WHAT EVERY PARENT SHOULD KNOW:

Every child learns at his own pace: children learn to walk, talk, read and do algebra at his own pace and that it will have no bearing on how well he walks, talks, reads or does algebra.

Take the time every day to sit and read them wonderful books. The single biggest predictor of high academic achievement and high ACT scores is reading to children. Not flash cards, not workbooks, not fancy preschools, not blinking toys or computers.

One of the biggest advantages we can give our children is a simple, carefree childhood. That being the smartest or most accomplished kid has never had any bearing on being the happiest. We are so caught up in trying to give our children “advantages” that we’re giving them lives as multi-tasked and stressful as ours.

Our children deserve to be surrounded by books, nature, art supplies and the freedom to explore them. -- Building toys, art materials, musical instruments, dress up clothes, and books, books, books. They need to have the freedom to explore – to play with scoops of dried beans, to knead bread and make messes, to use paint and play dough and glitter, to have a spot in the yard where it’s absolutely fine to dig a mud pit.

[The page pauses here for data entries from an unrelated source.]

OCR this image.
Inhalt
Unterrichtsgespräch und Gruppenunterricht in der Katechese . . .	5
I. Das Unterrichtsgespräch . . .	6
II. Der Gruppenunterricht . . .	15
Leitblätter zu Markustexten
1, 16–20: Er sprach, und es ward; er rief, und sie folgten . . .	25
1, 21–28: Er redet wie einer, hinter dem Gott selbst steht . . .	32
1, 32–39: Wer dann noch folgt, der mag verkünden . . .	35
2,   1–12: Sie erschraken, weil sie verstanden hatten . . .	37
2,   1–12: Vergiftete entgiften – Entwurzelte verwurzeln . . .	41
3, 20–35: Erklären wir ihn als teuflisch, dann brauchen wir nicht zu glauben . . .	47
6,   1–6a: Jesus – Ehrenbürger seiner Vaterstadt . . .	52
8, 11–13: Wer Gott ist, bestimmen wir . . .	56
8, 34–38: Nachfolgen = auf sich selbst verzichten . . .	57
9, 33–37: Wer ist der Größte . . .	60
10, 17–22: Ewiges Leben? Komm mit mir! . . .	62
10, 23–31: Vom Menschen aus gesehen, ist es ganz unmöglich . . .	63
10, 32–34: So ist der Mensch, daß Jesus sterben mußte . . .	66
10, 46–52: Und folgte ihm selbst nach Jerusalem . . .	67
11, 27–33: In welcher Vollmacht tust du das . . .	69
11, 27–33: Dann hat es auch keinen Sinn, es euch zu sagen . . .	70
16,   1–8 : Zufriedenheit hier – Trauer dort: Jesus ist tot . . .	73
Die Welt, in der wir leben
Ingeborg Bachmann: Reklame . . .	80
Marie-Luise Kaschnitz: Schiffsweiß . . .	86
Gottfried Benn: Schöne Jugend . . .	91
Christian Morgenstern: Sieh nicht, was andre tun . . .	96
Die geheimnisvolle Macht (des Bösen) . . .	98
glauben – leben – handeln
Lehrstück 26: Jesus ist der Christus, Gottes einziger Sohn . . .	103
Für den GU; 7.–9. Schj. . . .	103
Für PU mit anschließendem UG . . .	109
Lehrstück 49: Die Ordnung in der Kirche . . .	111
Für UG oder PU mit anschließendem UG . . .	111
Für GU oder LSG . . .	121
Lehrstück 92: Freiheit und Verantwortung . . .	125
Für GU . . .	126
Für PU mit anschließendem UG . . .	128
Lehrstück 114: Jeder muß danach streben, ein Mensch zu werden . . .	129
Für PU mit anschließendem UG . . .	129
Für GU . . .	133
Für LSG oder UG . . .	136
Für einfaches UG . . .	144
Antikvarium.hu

Our children need more of us. They deserve to know that they’re a priority for us and that we truly love to be with them. Our children don’t need Nintendos, computers, after school activities, ballet lessons, play groups and soccer practice nearly as much as they need US. They need fathers who sit and listen to their days, mothers who join in and make crafts with them, parents who take the time to read them stories and act like idiots with them. They need us to take slow walks with them. They deserve to help us make supper even though it takes twice as long and makes it twice as much work.